Andrew: You write, “I still don’t know where you want the uncertainty to show up;” I want the uncertainty to show up in a posterior distribution for continuous parameters, as described in my books.
Mayo: You write, “I want the uncertainty to show up in a posterior distribution for continuous parameters”. Let’s see if I have this right. You would report the posterior probabilities that a model was adequate for a goal. Yes? Now you have also said you are a falsificationist. So is your falsification rule to move from a low enough posterior probability in the adequacy of a model, to the falsity of a claim that the model of is adequate (for the goal). And would high enough posterior in the adequacy of a model translate into something like, not being able to falsify its adequacy or perhaps, accepting it as adequate (the latter would not be falsificationist, but might be more sensible than the former). Or are you no longer falsificationist-leaning.
Andrew: No, I would not “report the posterior probabilities that a model was adequate for a goal.” That makes no sense to me. I would report the posterior distribution of parameters and make probabilistic predictions within a model.
Mayo: Well if you’re going to falsify as a result, you need a rule from these posteriors to infer the predictions are met satisfactorily or not. Else there is no warrant for rejecting/improving the model. That’s the kind of thing significance tests can do. But specifically, with respect to the misleading interpretations of data that you were just listing, it isn’t obvious how they are avoided by you. The data may fit these hypotheses swimmingly. Anyhow, this is not the place to discuss this further. In signing off, I just want to record my objection to (mis)portraying statistical tests and other error statistical methods as flawed because of some blatant, age-old misuses or misleading language, like “demonstrate” (flaws that are at least detectable and self-correctable by these same methods, whereas they might remain hidden by other methods now in use). [Those examples should not even be regarded as seeking evidence but at best colorful and often pseudoscientific interpretations.] When the Higgs particle physicists found their 2 and 3 standard deviation effects were disappearing with new data—just to mention a recent example from my blog—they did not say the flaw was with the p-values! They tightened up their analyses and made them more demanding. They didn’t report posterior distributions for the properties of the Higgs, but they were able to make inferences about their values, and identify gaps for further analysis.
For my own take on significance tests see here.

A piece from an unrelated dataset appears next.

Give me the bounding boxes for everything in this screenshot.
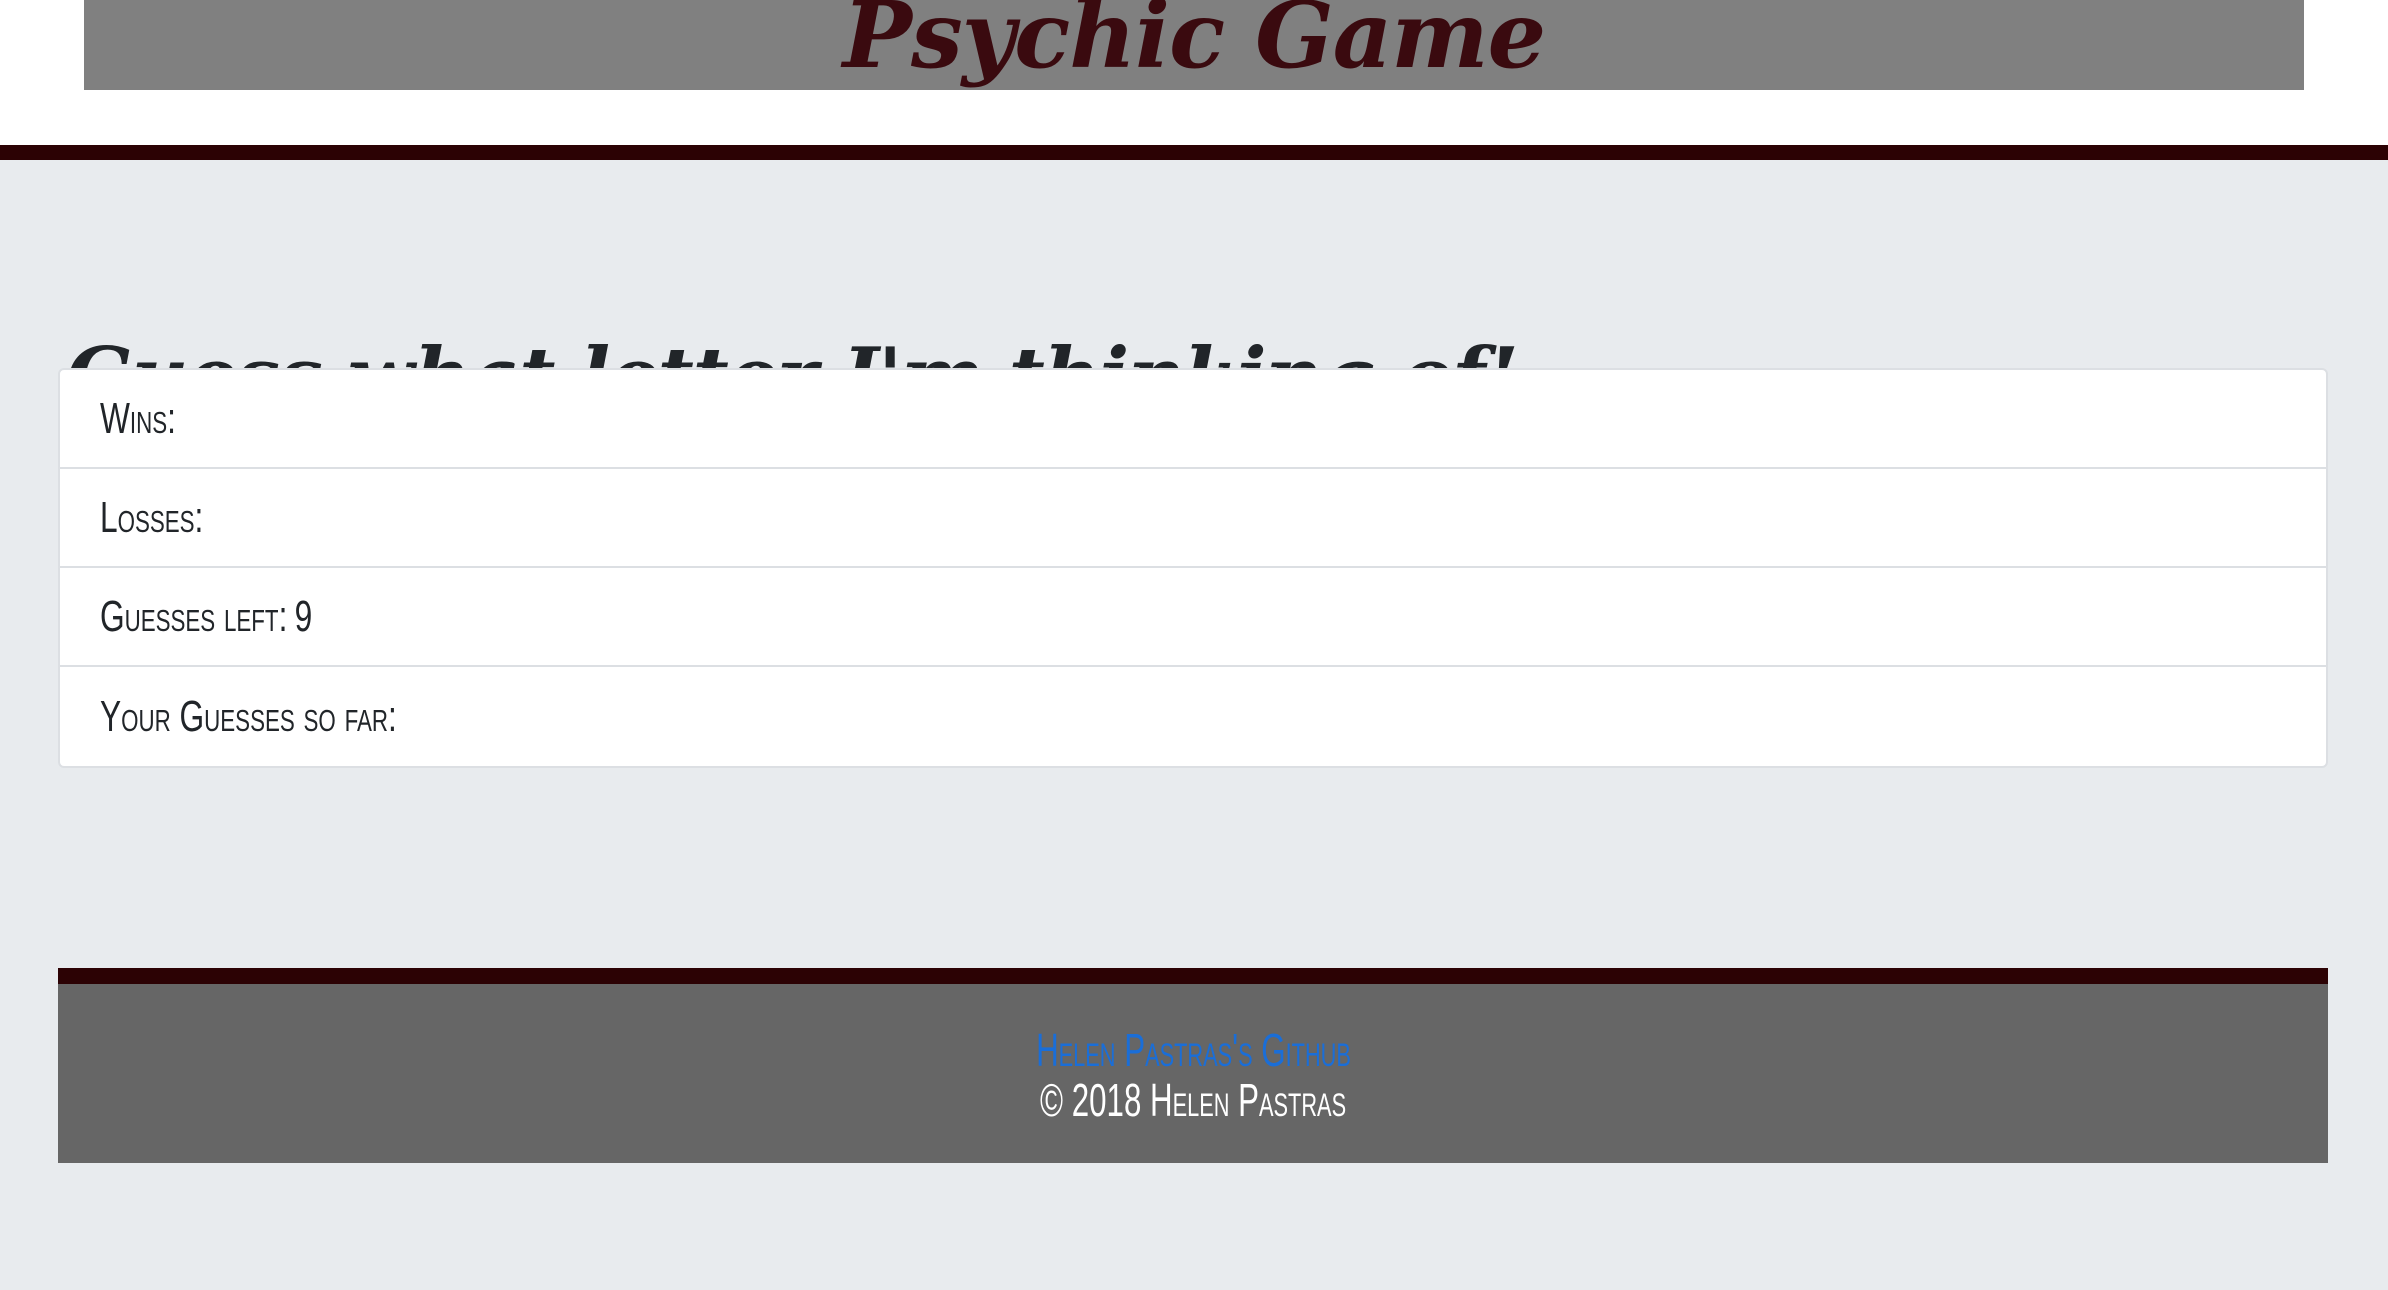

Decisions based on statistical significance testing certainly make life easier. But significance testing doesn’t give us the knowledge we want. It only gives an answer to a question we as researchers never ask — what is the probability of getting the result we have got, assuming that there is no difference between two sets of data (e. g. control group – experimental group, sample – population). On answering the question we really are interested in — how probable and reliable is our hypothesis — it remains silent.